Tuesday 16 February 2010

Starting Again

So I didn't start Lighter Life :(
I've postponed it until the beginning of March now so that I can get the hard few weeks at work out of the way. I'm doubting that i'll be able to stick to it (or any diet) any better then though. I'm rapidly gaining weight and i'm depressed to the max. I just don't know how to get a handle on things.
Why can't I stop binge eating?
Today when I drove home I thought about what I would do when I got home from work. I felt so depressed about my life (or lack thereof) that it felt empty to go home and have nothing to 'look forward to'. My mind drew me to the conclusion that there was no point in not eating because then I would be depressed and lonely. Of course the whole reason for my feeling depressed and lonely is my weight and of course, the eating then led to me feeling those negative emotions a billion times more than I would anyway. I feel like such a loser - surely I should just be able to stick to a diet but apparently losing my figure, my self-esteem, my friendships and my social life is a small price to pay to be able to gorge on JUNK FOOD!
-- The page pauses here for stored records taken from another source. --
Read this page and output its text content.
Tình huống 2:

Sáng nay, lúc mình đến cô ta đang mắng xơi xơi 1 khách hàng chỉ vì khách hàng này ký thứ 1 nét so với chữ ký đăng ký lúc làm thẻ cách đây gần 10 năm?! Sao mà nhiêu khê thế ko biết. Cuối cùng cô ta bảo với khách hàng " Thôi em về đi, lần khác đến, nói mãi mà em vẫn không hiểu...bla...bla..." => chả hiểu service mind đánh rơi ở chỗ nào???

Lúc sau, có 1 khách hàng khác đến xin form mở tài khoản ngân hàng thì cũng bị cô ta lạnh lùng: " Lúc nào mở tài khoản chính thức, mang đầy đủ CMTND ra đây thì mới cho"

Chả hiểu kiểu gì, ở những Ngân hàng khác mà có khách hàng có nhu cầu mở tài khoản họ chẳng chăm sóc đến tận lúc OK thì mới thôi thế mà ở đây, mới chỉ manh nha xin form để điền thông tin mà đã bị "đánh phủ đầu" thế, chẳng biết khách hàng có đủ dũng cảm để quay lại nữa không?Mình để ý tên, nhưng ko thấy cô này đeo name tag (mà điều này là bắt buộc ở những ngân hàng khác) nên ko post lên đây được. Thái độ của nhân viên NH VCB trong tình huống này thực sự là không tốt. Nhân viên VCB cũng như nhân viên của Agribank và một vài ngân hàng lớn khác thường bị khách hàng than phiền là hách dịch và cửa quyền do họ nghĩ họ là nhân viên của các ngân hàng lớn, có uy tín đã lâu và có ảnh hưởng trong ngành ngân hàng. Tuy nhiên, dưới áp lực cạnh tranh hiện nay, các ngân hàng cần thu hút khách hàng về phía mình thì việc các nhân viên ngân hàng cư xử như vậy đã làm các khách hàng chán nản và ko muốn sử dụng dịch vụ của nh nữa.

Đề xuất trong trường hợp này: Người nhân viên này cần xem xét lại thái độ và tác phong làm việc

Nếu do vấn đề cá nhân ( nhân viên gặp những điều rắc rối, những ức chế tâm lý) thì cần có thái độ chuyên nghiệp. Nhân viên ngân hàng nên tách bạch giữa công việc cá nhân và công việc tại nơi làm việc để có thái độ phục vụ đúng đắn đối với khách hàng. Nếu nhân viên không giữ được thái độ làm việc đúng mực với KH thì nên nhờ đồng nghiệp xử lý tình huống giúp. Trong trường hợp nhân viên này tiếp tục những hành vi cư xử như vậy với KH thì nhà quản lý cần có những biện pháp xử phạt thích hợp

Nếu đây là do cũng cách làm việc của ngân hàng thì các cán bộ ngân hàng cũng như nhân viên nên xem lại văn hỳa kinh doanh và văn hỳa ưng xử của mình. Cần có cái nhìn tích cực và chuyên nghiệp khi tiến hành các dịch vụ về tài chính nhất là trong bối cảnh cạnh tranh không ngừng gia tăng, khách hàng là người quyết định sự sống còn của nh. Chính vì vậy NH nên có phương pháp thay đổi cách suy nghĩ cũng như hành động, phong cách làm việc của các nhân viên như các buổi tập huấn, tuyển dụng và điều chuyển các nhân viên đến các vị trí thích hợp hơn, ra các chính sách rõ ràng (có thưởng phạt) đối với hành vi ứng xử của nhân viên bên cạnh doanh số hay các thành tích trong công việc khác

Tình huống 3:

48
After my binges I feel like tomorrow will be the day that I stick to the diet but tomorrow comes and the same thing happens again.
I thought about scrapping this blog and starting again, I feel stupid for setting myself this challenge and FAILING spectacularly - but I didn't want to so i'm here moaning instead and making excuses yet again. I don't think anyones reading anyway.
I think that i've given up the fight. I'll post again when I stop being a waste of space.